Уровень достоверности доказательств 1 (уровень убедительности рекомендации A).
Комментарии: к негативным сторонам данной стратегии следует отнести повышенный риск взаимодействий между используемыми препаратами, усиление побочных эффектов и более высокие экономические затраты. Наиболее значителен риск возникновения антигистаминовых побочных эффектов (прибавка веса и избыточная седация) и антихолинергических побочных эффектов (снижение концентрации внимания и спутанность). Следует избегать сочетания ИМАО-A с СИОЗС и другими серотонинергическими АД (например, кломипрамин**, венлафаксин и др.) вследствие потенциальной возможности развития серотонинового синдрома [164, 165, 166].

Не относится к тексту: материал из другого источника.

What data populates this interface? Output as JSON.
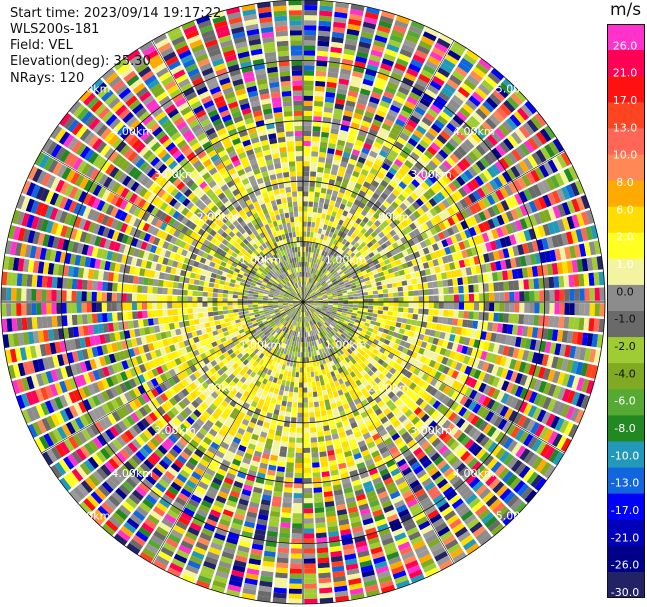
{
  "header": {
    "start_time": "Start time: 2023/09/14 19:17:22",
    "instrument": "WLS200s-181",
    "field": "Field: VEL",
    "elevation": "Elevation(deg): 35.30",
    "nrays": "NRays: 120"
  },
  "chart_data": {
    "type": "heatmap",
    "projection": "polar-ppi",
    "field": "VEL",
    "unit": "m/s",
    "nrays": 120,
    "max_range_km": 5,
    "range_rings_km": [
      1,
      2,
      3,
      4,
      5
    ],
    "range_labels": [
      "1.00km",
      "2.00km",
      "3.00km",
      "4.00km",
      "5.00km"
    ],
    "cross_hairs": true,
    "colorbar": {
      "label": "m/s",
      "ticks": [
        "26.0",
        "21.0",
        "17.0",
        "13.0",
        "10.0",
        "8.0",
        "6.0",
        "2.0",
        "1.0",
        "0.0",
        "-1.0",
        "-2.0",
        "-4.0",
        "-6.0",
        "-8.0",
        "-10.0",
        "-13.0",
        "-17.0",
        "-21.0",
        "-26.0",
        "-30.0"
      ],
      "colors": [
        "#ff33cc",
        "#ff0055",
        "#ff1111",
        "#ff4422",
        "#ff6655",
        "#ff8855",
        "#ffaa00",
        "#ffdd00",
        "#ffff22",
        "#f4f4a0",
        "#8c8c8c",
        "#6a6a6a",
        "#a0cc33",
        "#7faa22",
        "#55aa33",
        "#228822",
        "#2299bb",
        "#1166dd",
        "#0000ff",
        "#0000bb",
        "#000088",
        "#222266"
      ]
    },
    "regions": [
      {
        "range_km": [
          0,
          1
        ],
        "description": "mostly gray / olive near zero"
      },
      {
        "range_km": [
          1,
          2.5
        ],
        "description": "yellow ring, positive small velocities"
      },
      {
        "range_km": [
          2.5,
          5
        ],
        "description": "noisy multicolor"
      }
    ]
  }
}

- Всем пациентам с резистентностью к антидепрессивной монотерапии рекомендована аугментация эффекта АВП: присоединение к АД кветиапина**, арипипразола, оланзапина** (в сочетании с флуоксетином**) и #рисперидона** [167, 168, 169, 170].
Уровень достоверности доказательств 1 (уровень убедительности рекомендации B).
Комментарии: При присоединении любого АВП возрастает общее число побочных эффектов, включая гиперпролактинемию, метаболические нарушения (увеличение массы тела, дислипидемия, нарушение углеводного обмена), лейкопению, седацию и сонливость, антихолинергические и экстрапирамидные побочные эффекты, что требует тщательной оценки отношения риск/польза при их использовании вместе с антидепрессантами.
В соответствии с результатами проведенных исследований, подтвердивших эффективность арипипразола при аугментации действия АД при лечении терапевтически резистентной депрессии, рекомендуемой стартовой дозой является 5 мг/сут с возможным последующим повышением дозы до максимальной 15 мг/сут [171, 172]. Наиболее частыми нежелательными явлениями при применении арипипразола являются экстрапирамидные расстройства, акатизия и увеличение веса. Высокая аугментирующая эффективность кветиапина** также была подтверждена в ряде исследований, согласно которым рекомендуемой стартовой дозой препарата является 50 мг/сут с возможным повышением дозы до 100, 150, 300 мг/сут. Максимальная доза не должна превышать 600 мг/сут. При этом необходимо учитывать возможность появления седации и набора веса. При применении оланзапина** в целях аугментации эффекта флуоксетина** рекомендуемый диапазон доз составляет 5 - 10 мг/сут (доза 5 мг вне указанного режима применения препарата в инструкции по медицинскому применению оланзапина**) [173]. Наиболее часто возникают такие побочные эффекты, как увеличение веса, седация и повышение пролактина. Что касается применения #рисперидона** при аугментации антидепрессивной терапии, рекомендуемой стартовой дозой является 0,5 мг/сут, а диапазон доз составляет 0,25 - 3 мг/сут [174]. Следует учитывать возможность развития гиперпролактинемии и экстрапирамидных расстройств.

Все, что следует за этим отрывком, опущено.